A currency trader at the KEB Hana Bank headquarters. PHOTO: AP

“Today’s tankan survey suggests that while the services sector is going from strength to strength, the outlook for the manufacturing sector continues to worsen,” Darren Tay of Capital Economics said in a commentary. He noted that capital spending projections also weakened slightly.

Tokyo’s Nikkei 225 advanced 0.7 per cent to 28,156.21 and the Hang Seng in Hong Kong added 0.6 per cent to 19,722.16. South Korea’s Kospi was up 1.1 per cent to 2,399.25. The Shanghai Composite index edged 0.1 per cent lower to 3,172.33.

In Australia, the S&P/ASX 200 gained 0.7 per cent to 7,251.30. India’s Sensex gained 0.7 per cent while the SET in Bangkok added 0.6 per cent.

On Tuesday, the S&P 500 rose 0.7 per cent to 4,019.65 and the Nasdaq composite gained one per cent to 11,256.81. The Dow Jones Industrial Average picked up 0.3 per cent to 34,108.64.

Small company stocks also gained ground. The Russell 2000 index rose 0.8 per cent to 1,832.36.

Stocks pared back gains as analysts cautioned investors not to get carried away by hopes for an easier Fed, as they have in the past.

The detail of the inflation data “under the hood being less encouraging than it is on the surface”, Mizuho Bank economists said in a report.

They noted that core services prices were up 0.4 per cent from a month earlier, distorting  inflation risks.

“To be precise, the headline understates underlying inflation risks that concern the Fed,” the report said.

Tuesday’s report offered hope that the worst of inflation really did pass during the summer, though inflation remains painfully high and shoppers are paying prices well above levels from a year earlier.

A Fed rate hike of 0.50 percentage points would usually be a big deal because it’s double the typical move. But with inflation coming off its worst level in generations, it would be a step down from the four hikes of 0.75 percentage points the Fed has approved since the summer.

Some of Wall Street’s wildest action on Tuesday was in the bond market, where yields fell sharply immediately after the inflation report’s release.

The yield on the 10-year Treasury, which helps set rates for mortgages and other important loans, fell to 3.48 per cent from 3.62 per cent late Monday. The two-year yield, which more closely tracks expectations for the Fed, dropped to 4.22 per cent from 4.39 per cent.

Other central banks around the world, including the European Central Bank, are also likely to raise their own rates by half a percentage point this week.

Even if inflation is finally abating, the global economy still is threatened by rate increases already pushed through.
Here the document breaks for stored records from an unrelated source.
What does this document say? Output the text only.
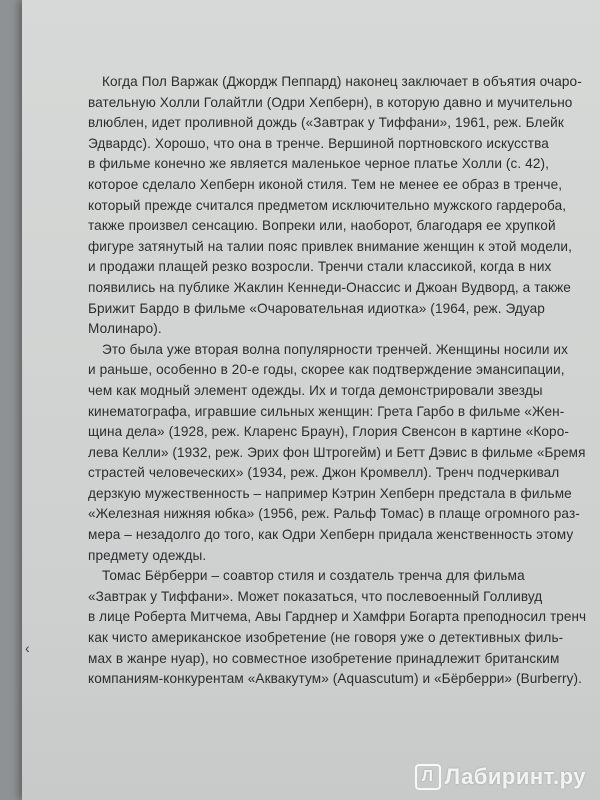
‹

Когда Пол Варжак (Джордж Пеппард) наконец заключает в объятия очаро-
вательную Холли Голайтли (Одри Хепберн), в которую давно и мучительно
влюблен, идет проливной дождь («Завтрак у Тиффани», 1961, реж. Блейк
Эдвардс). Хорошо, что она в тренче. Вершиной портновского искусства
в фильме конечно же является маленькое черное платье Холли (с. 42),
которое сделало Хепберн иконой стиля. Тем не менее ее образ в тренче,
который прежде считался предметом исключительно мужского гардероба,
также произвел сенсацию. Вопреки или, наоборот, благодаря ее хрупкой
фигуре затянутый на талии пояс привлек внимание женщин к этой модели,
и продажи плащей резко возросли. Тренчи стали классикой, когда в них
появились на публике Жаклин Кеннеди-Онассис и Джоан Вудворд, а также
Брижит Бардо в фильме «Очаровательная идиотка» (1964, реж. Эдуар
Молинаро).

Это была уже вторая волна популярности тренчей. Женщины носили их
и раньше, особенно в 20-е годы, скорее как подтверждение эмансипации,
чем как модный элемент одежды. Их и тогда демонстрировали звезды
кинематографа, игравшие сильных женщин: Грета Гарбо в фильме «Жен-
щина дела» (1928, реж. Кларенс Браун), Глория Свенсон в картине «Коро-
лева Келли» (1932, реж. Эрих фон Штрогейм) и Бетт Дэвис в фильме «Бремя
страстей человеческих» (1934, реж. Джон Кромвелл). Тренч подчеркивал
дерзкую мужественность – например Кэтрин Хепберн предстала в фильме
«Железная нижняя юбка» (1956, реж. Ральф Томас) в плаще огромного раз-
мера – незадолго до того, как Одри Хепберн придала женственность этому
предмету одежды.

Томас Бёрберри – соавтор стиля и создатель тренча для фильма
«Завтрак у Тиффани». Может показаться, что послевоенный Голливуд
в лице Роберта Митчема, Авы Гарднер и Хамфри Богарта преподносил тренч
как чисто американское изобретение (не говоря уже о детективных филь-
мах в жанре нуар), но совместное изобретение принадлежит британским
компаниям-конкурентам «Аквакутум» (Aquascutum) и «Бёрберри» (Burberry).

Л Лабиринт.ру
The housing industry and other businesses that rely on low interest rates have shown particular weakness, and worries are rising about the strength of corporate profits broadly.

In other trading, US benchmark crude lost 30 cents to USD75.09 per barrel in electronic trading on the New York Mercantile Exchange. It jumped USD2.22 on Tuesday to USD75.39 per barrel.

Brent crude, the pricing basis for international trading, shed 34 cents to USD80.34 per barrel.

The dollar slipped to JPY135.43 from JPY135.59. The euro rose to USD1.0638 from USD1.0633.